Saturday, September 09, 2006

Google's cached date = last request date

Vanessa Fox, a member of the crawl team at Google, announced on Tuesday that Google would start posting the last request date on their cached pages. Google used to only indicate the date that the page was last retrieved, so if Google made an If-Modified-Since request and the web server responded with a 304 (not modified) response, the cached date would be left unchanged. Now the cached date will indicate the date of the 200 or 304 response. Matt Cutts also discussed this change and even made a little video for those that needed a visual explanation.

Frankly, I was very surprised to learn that Google’s cache date worked this way. In effect, it’s was much like Yahoo’s Last-Modified date… it was really just an indication as to when they noticed the page changed. I have crawl data from 2005 that indicates Google would periodically issue regular HTTP GET requests, possibly just to verify that the content had indeed not been changing.

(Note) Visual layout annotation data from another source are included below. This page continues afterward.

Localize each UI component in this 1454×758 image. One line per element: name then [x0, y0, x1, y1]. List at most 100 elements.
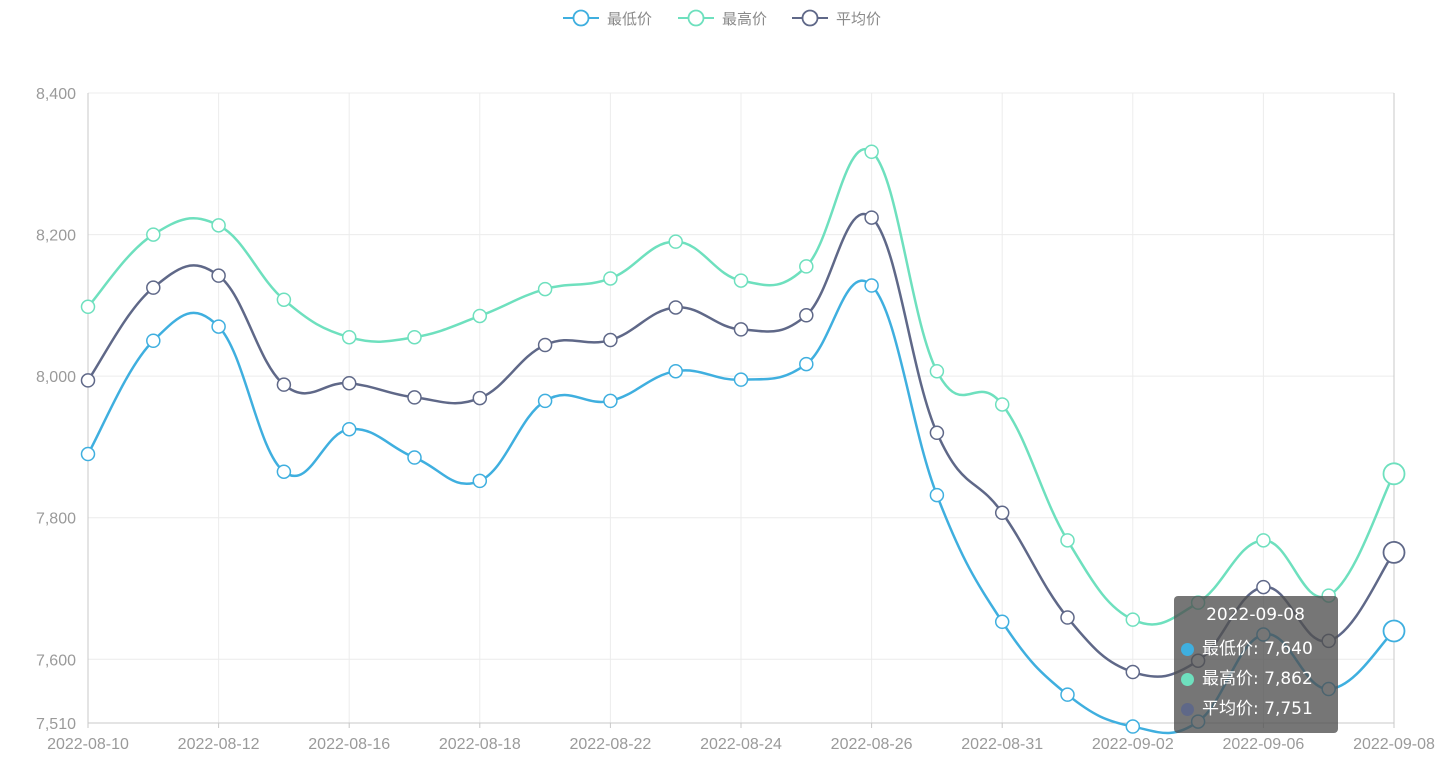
data-point — [733, 322, 749, 337]
data-point — [146, 280, 161, 295]
data-point — [668, 363, 683, 379]
data-point — [341, 421, 357, 437]
legend-circle-icon — [572, 9, 590, 27]
data-point — [341, 375, 357, 391]
data-point — [276, 464, 292, 479]
data-point — [733, 273, 749, 288]
y-tick-label: 8,000 — [36, 369, 76, 386]
data-point — [1060, 533, 1075, 548]
data-point — [407, 450, 422, 465]
data-point — [1256, 579, 1271, 595]
data-point — [1382, 462, 1406, 486]
data-point — [994, 505, 1010, 521]
tooltip-separator: : — [1253, 639, 1265, 659]
data-point — [1060, 610, 1075, 625]
data-point — [1125, 719, 1141, 734]
data-point — [799, 259, 814, 274]
x-tick-label: 2022-08-31 — [961, 736, 1043, 753]
data-point — [799, 356, 814, 372]
data-point — [799, 308, 814, 323]
tooltip-label-max: 最高价 — [1202, 669, 1253, 689]
data-point — [537, 393, 553, 409]
y-tick-label: 7,800 — [36, 511, 76, 528]
legend-label: 平均价 — [836, 10, 881, 28]
data-point — [80, 446, 96, 462]
data-point — [472, 308, 488, 324]
tooltip-marker-min — [1181, 642, 1194, 656]
x-tick-label: 2022-09-08 — [1353, 736, 1435, 753]
tooltip-marker-max — [1181, 672, 1194, 686]
legend-circle-icon — [801, 9, 819, 27]
x-tick-label: 2022-08-10 — [47, 736, 129, 753]
data-point — [864, 278, 879, 293]
data-point — [341, 329, 357, 345]
data-point — [472, 473, 488, 489]
legend[interactable]: 最低价 最高价 平均价 — [563, 9, 881, 28]
tooltip-label-min: 最低价 — [1202, 639, 1253, 659]
data-point — [864, 144, 879, 160]
data-point — [537, 337, 553, 353]
x-tick-label: 2022-08-24 — [700, 736, 782, 753]
x-tick-label: 2022-08-16 — [308, 736, 390, 753]
x-tick-label: 2022-08-12 — [178, 736, 260, 753]
data-point — [146, 227, 161, 242]
legend-item-1[interactable]: 最低价 — [563, 9, 652, 28]
data-point — [733, 372, 749, 387]
tooltip-separator: : — [1253, 669, 1265, 689]
tooltip-value-min: 7,640 — [1264, 639, 1313, 659]
x-tick-label: 2022-09-02 — [1092, 736, 1174, 753]
x-tick-label: 2022-08-18 — [439, 736, 521, 753]
data-point — [994, 614, 1010, 630]
data-point — [864, 210, 879, 225]
tooltip-value-avg: 7,751 — [1264, 699, 1313, 719]
data-point — [211, 268, 226, 283]
data-point — [276, 377, 292, 392]
tooltip: 2022-09-08 最低价: 7,640 最高价: 7,862 平均价: 7,… — [1174, 596, 1338, 733]
data-point — [80, 373, 96, 388]
data-point — [929, 487, 945, 503]
data-point — [668, 234, 683, 249]
legend-label: 最高价 — [722, 10, 767, 28]
legend-item-2[interactable]: 最高价 — [678, 9, 767, 28]
data-point — [407, 390, 422, 405]
data-point — [1060, 687, 1075, 702]
legend-circle-icon — [687, 9, 705, 27]
y-tick-label: 7,600 — [36, 652, 76, 669]
legend-label: 最低价 — [607, 10, 652, 28]
x-tick-label: 2022-08-26 — [831, 736, 913, 753]
tooltip-title: 2022-09-08 — [1206, 605, 1305, 625]
data-points — [80, 144, 1406, 734]
tooltip-row-min: 最低价: 7,640 — [1181, 634, 1330, 664]
data-point — [146, 333, 161, 349]
data-point — [1256, 533, 1271, 548]
data-point — [1382, 619, 1406, 643]
data-point — [603, 271, 618, 286]
legend-item-3[interactable]: 平均价 — [792, 9, 881, 28]
data-point — [1382, 541, 1406, 564]
data-point — [929, 363, 945, 379]
tooltip-row-max: 最高价: 7,862 — [1181, 664, 1330, 694]
x-tick-label: 2022-08-22 — [569, 736, 651, 753]
x-tick-label: 2022-09-06 — [1222, 736, 1304, 753]
tooltip-label-avg: 平均价 — [1202, 699, 1253, 719]
y-tick-label: 8,200 — [36, 228, 76, 245]
tooltip-value-max: 7,862 — [1264, 669, 1313, 689]
data-point — [994, 397, 1010, 412]
data-point — [80, 299, 96, 315]
data-point — [929, 425, 945, 441]
tooltip-row-avg: 平均价: 7,751 — [1181, 694, 1330, 724]
data-point — [603, 393, 618, 409]
data-point — [1125, 612, 1141, 627]
y-tick-label: 7,510 — [36, 716, 76, 733]
data-point — [407, 329, 422, 345]
tooltip-marker-avg — [1181, 702, 1194, 716]
data-point — [668, 300, 683, 315]
data-point — [1125, 664, 1141, 680]
data-point — [211, 319, 226, 334]
data-point — [276, 292, 292, 307]
data-point — [472, 390, 488, 406]
y-tick-label: 8,400 — [36, 86, 76, 103]
tooltip-separator: : — [1253, 699, 1265, 719]
data-point — [537, 281, 553, 297]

I’m not totally sure what MSN’s cache date is indicating. From my 2005 crawl data, MSN apparently never issued an If-Modified-Since request. If they are still operating with the same crawl policy, then they are storing the time they last contacted the web server, so their cache date would indicate the same thing as Google’s.

What this means for Warrick: Google will more frequently now have the most recent version of a page. Therefore Google’s overall percentage of contributed resources will likely increase in the reconstructions I’ve been performing the last few weeks.

On a side note, someone asked Matt Cutts why Google does not post the cached date of PDFs, and Matt said he was going to ask the crawl team about it.